Two Tampa Men Indicted for Conspiracy to Commit Identity Theft Crimes

BIRMINGHAM – A federal grand jury today indicted two Tampa men for conspiracy to commit identity theft crimes announced U.S. Attorney Jay E. Town and U.S. Secret Service Special Agent in Charge Michael Williams.

This case involved use of counterfeit access devices – debit or credit cards – trailing from South Carolina to Alabama to purchase goods or pre-paid gift cards.

A three-count federal indictment charges OSMANI RAMIREZ CHAVEZ and YANKO TORRES VADELLA ALBA of Tampa, Florida, with conspiring in October 2018 in Jefferson County and elsewhere to traffic in counterfeit access devices by using them to obtain money, goods and services. The indictment also charges them with separate counts of using a counterfeit device and possession of more than fifteen counterfeit access devices on October 9, 2018 in Jefferson County.

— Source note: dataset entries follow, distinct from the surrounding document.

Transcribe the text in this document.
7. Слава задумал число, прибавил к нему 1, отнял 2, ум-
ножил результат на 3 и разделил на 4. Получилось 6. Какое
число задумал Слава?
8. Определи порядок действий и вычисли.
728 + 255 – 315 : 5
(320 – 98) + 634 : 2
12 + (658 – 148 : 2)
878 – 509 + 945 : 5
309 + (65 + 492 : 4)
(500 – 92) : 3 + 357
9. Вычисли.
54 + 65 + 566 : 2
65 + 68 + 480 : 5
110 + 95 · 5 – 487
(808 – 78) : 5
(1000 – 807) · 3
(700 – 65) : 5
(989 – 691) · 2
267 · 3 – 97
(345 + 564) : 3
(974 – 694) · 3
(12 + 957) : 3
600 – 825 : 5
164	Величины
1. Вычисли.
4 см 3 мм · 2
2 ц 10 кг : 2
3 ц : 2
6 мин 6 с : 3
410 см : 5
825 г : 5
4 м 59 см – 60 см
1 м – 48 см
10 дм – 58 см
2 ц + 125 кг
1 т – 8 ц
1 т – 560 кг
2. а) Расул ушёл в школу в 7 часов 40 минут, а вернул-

As part of the conspiracy, Chavez and Alba went on an extended weekend spree that spans from South Carolina to Alabama buying goods and pre-paid gift cards with counterfeit credit and debit cards. They hit Walmart stores in North Augusta, South Carolina, Augusta, and Thomson, Georgia, and Oxford, Pell City, Leeds, Hoover, Homewood and Birmingham, Alabama. The defendants were arrested in Birmingham, Alabama and were found in possession of the largest number of counterfeit credit and debit cards seized by the Task Force in the Northern District of Alabama.

“The defendants in this case are facing federal charges due to the collaborative work of the Secret Service Financial Crimes Task Force with Regions Bank and Walmart Global Investigations to identify the culprits and gather the evidence of widespread fraud,” Town said. “Defendants should know that if you travel to the Northern District of Alabama with the intention of committing identity theft crimes, you will be prosecuted in federal court.”

“The prosecution of suspects committing financial crimes is an investigative priority of the U. S. Secret Service, Birmingham Field Office. Our financial crimes task force aggressively investigates financial crimes and seeks to bring offenders to justice,” Williams said. “This case is a perfect example of our mandate. We have to protect our local economy from fraudsters who travel from neighboring states to commit crimes in the Northern District of Alabama.”

The maximum penalty for the conspiracy charge is five years in prison and a $250,000 fine. The maximum penalty both for making purchases with the counterfeit access devises and for possessing device-making equipment is 10 years in prison and a $250,000 fine.

The Secret Service Financial Crimes Task Force investigated the cases in conjunction with Regions Bank and Walmart Global Investigations. Assistant U.S. Attorney Robin Beardsley Mark is prosecuting the cases.